Hotline by Dimitri Nasrallah

Hotline by Dimitri Nasrallah

Auteur:Dimitri Nasrallah [Nasrallah, Dimitri]
La langue: fra
Format: epub
Tags: Littérature anglaise, Roman
Éditeur: La peuplade
Publié: 2023-02-14T05:00:00+00:00


Ya Allah, il m’arrive d’avoir envie de tendresse, de chaleur, de sentir un souffle près de moi quand je dors. Ce soir, en sortant de la douche, dans le nuage de vapeur qui enveloppe la salle de bains, j’attrape Halim par la main et lui souris comme pour dire tu ne peux pas dire non, tout en murmurant : « Yallah, viens te coucher », puis j’ouvre la porte et, tandis que la vapeur est aspirée et s’évapore dans le salon, je me précipite sur le canapé-lit et tire la pile de vieilles couettes sur nos corps enlacés. Je disparais sous les couvertures. Roulée en boule au milieu du matelas qui s’enfonce sous mon poids. Pourquoi ma tête oserait-elle sortir de là pour contempler cette ultime nuit de janvier, alors que le vent et les flocons de glace font battre les fenêtres et que le mercure a chuté sous la barre des moins trente degrés ?

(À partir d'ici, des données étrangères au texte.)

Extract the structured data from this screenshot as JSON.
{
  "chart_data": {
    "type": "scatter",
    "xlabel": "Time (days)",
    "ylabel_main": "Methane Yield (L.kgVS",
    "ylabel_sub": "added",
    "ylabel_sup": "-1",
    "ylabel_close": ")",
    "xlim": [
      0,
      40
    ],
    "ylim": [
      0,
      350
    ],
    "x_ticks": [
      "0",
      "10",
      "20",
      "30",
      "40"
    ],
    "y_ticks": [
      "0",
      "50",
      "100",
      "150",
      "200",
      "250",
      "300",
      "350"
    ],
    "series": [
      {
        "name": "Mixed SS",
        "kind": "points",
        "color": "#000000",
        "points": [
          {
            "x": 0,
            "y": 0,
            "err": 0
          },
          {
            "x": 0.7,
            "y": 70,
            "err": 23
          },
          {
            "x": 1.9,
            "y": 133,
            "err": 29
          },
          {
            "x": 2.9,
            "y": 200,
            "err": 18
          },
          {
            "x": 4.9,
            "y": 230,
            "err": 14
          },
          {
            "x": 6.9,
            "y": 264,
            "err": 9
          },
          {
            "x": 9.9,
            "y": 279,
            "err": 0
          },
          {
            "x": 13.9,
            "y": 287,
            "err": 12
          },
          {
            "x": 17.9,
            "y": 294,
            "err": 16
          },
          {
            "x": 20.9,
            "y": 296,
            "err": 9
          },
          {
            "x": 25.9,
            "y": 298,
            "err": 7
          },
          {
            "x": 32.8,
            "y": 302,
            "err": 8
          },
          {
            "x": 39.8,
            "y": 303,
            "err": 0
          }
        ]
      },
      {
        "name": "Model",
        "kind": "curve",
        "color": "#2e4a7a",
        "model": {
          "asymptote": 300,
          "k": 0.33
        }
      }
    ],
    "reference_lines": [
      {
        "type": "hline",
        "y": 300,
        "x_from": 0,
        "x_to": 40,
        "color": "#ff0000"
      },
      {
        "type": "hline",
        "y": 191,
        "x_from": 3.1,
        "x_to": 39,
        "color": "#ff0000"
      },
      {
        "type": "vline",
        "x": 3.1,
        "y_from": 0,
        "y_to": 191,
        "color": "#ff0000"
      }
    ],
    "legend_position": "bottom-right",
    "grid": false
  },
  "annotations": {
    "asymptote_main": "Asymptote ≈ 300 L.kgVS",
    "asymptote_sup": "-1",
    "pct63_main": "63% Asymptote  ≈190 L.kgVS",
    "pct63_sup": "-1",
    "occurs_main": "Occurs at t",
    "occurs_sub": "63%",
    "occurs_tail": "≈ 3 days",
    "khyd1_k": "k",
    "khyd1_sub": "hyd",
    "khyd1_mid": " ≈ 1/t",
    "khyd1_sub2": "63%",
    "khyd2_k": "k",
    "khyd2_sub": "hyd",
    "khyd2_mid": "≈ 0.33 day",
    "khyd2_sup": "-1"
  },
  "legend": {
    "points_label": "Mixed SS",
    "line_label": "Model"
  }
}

— C’est de ma faute, dis-je en caressant du bout du nez la barbe hirsute de Halim. Je n’aurais jamais dû tomber amoureuse de toi, ce jour-là, dans les montagnes. Kfar Mechki était un village d’artifice, construit uniquement à partir de nos désirs. Il n’y avait rien de vrai, là-bas.

— L’amour crée trop de besoins.

— C’est dangereux de vouloir autant.

Je n’ai plus besoin de grand-chose. À peine une réminiscence du rêve que j’ai vécu à dix-sept ans. Je viens de traverser le premier mois de l’année 1987 en grignotant mes désirs jusqu’à ce qu’il n’en reste que les os. Je ne suis plus que le squelette de ce que j’ai été dans une autre vie. Et c’est uniquement en me privant de ces envies, en m’affamant moi-même que j’arrive à envisager les fantômes de ma vie comme des amis, comme des confidents. Sois forte, me dis-je. Ne désire rien. N’existe que pour les autres. Souffle le renouveau sur tes vieux souvenirs. Désosse les absences. Smallah, je peux faire Halim. Lui faire embrasser mon front. Mais si je ferme les yeux et tente de lui poser un baiser dans le cou, je me retrouve avec les lèvres sur le coin affaissé de mon oreiller. Dans l’obscurité éternelle de l’hiver, c’est comme ça que je trouve le sommeil, c’est comme ça que je contrôle mes angoisses, un oreiller humide entre les lèvres.

Le lendemain, je sors du lit et recommence à zéro. Je prépare le café, vais réveiller Omar, nous nous brossons les dents, je lui peigne les cheveux, il retire les peluches sur mon chandail, je le tire hors de l’appartement, nous nous embrassons devant l’école, puis je m’enfonce dans les rues, titubant contre le mur de vent et je ne relève la tête qu’une fois sous la terre, dans la ville souterraine. Je frissonne, secoue mon manteau, pousse un juron. Je regarde les affiches sur les murs, des films à venir qui passeront dans des salles dont j’ai croisé les marquises — l’Impérial, le Loews, le Cinéma de Paris –, brillant de mille feux à huit heures du matin, comme si une première hollywoodienne se préparait.